Коби не повернул головы, но обиженно заворчал. Мирон махнул на него рукой — ничего не поделаешь. Они оба любили Марту, но друг с другом не ладили. Мирон не сомневался, что пес ревновал. А Марта не сомневалась, что ревновали они оба, поэтому на берег с собой не брала никого. И им приходилось сидеть в доме и терпеть друг друга, дожидаясь её возвращения.

Ночь падала словно лоскутами, накрывая вершины одну за другой. Набежали густые серые облака, только сигнальные столбики вспыхивали в серой пелене. Дорога пошла вниз, потемнела — на той стороне гряды всегда было теплее. Ветер исподволь забирался под колеса, нагнал перемёт, по которому пикап буксовал и терялся.
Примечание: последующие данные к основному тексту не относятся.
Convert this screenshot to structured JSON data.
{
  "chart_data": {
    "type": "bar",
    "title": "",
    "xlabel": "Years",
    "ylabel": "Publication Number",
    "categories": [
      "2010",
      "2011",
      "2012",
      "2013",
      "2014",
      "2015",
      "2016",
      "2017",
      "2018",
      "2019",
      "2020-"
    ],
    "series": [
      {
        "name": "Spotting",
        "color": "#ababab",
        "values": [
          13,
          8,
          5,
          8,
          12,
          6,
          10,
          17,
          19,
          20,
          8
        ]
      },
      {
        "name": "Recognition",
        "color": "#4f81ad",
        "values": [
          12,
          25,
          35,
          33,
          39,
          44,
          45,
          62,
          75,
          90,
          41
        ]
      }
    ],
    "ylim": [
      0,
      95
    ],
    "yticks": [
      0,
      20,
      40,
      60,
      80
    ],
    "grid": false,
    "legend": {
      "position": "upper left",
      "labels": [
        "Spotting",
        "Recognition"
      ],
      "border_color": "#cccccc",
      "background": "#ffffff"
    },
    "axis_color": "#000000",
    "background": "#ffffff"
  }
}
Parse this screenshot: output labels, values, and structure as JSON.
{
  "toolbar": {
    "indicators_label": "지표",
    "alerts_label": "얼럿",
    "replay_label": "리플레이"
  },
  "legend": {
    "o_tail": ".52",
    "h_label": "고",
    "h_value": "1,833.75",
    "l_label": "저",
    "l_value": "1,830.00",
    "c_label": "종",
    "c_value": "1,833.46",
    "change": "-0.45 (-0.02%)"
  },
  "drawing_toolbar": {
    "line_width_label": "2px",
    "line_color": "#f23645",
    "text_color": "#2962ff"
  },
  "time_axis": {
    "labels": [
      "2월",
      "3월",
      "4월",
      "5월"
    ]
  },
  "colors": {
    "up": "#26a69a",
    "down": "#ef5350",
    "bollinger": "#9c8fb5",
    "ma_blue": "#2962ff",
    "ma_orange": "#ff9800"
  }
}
Мирон покрепче сжал руль, пробормотав:

— Ну что ты злишься, я же не мог тебя там бросить!

Коби свернулся на сидении, но не спал — карие глаза уставились в темноту и не моргали.

— Она тебя любила, — добавил Мирон. — А мне еще перед ней отчитываться там. Я должен о тебе позаботиться, ясно?

Коби тявкнул. Пикап подбросило, и совершенно незаметно повело — Мирон понял, что происходит, лишь когда передние колеса потеряли опору. Тормоз не помог, машина накренилась, сползла боком в кювет и носом ткнулась в сугроб, замерев.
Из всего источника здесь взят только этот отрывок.